Who us? Weaken the Yen? Never--or at least that's what Japan will argue to angry leaders at the G20 next week

02/08/2013 6:29 pm EST


Jim Jubak

Founder and Editor, JubakPicks.com

Traders used comments by Japanese Finance Minister Taro Aso that the yen has fallen too fast as a reason to take profits in Japanese stocks today. The Nikkei 225 index closed down 1.8% today after climbing 7.29% in 2013 through the February 7 close.

The target of Aso’s comments is next week’s meeting of the leaders of the G20 economies in Moscow. Ahead of the meeting leaders from South Korea, Russia, and the EuroZone nations have warned that they might be forced to weaken their own currencies in response to Japan’s move. “The yen’s sudden move from 78 or 79 to 90 was not something we anticipated,” Aso told Japan’s Parliament today. The yen moved up 1.01% against the dollar today.

I think Aso comments are transparently disingenuous. Prime Minister Shinzo Abe ran on a platform of directing the Bank of Japan to pursue a weak yen policy and has secured the early resignation of the governor of the Bank of Japan so it can put its own weak-yen candidate in that position. I don’t see any real retreat from the weak yen policy in the cards.

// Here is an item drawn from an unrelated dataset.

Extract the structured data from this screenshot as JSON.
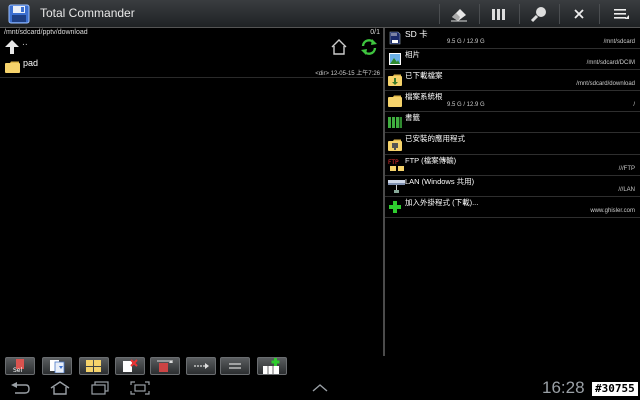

But I do expect Aso to try to talk the “it’s a surprise to us” excuse in the run up to the G20 meeting set to go from February 14 through February 16. Lots of countries are upset with the weak yen policy and I’d expect Aso to say anything he can to deflect criticism. One early line with promise is the “The Japanese economy is in a recession; we need to do whatever we can to end that downturn.”  I think that will play well in closed door discussions with G20 finance ministers.

The G20 summit is likely to lead to comments that will—temporarily—strengthen the yen. And any move up in the yen will lead to a temporary retreat in the Tokyo market. I’d use any move lower as an opportunity to initiate or build positions.

Any strengthening of the yen is likely to be very short-lived.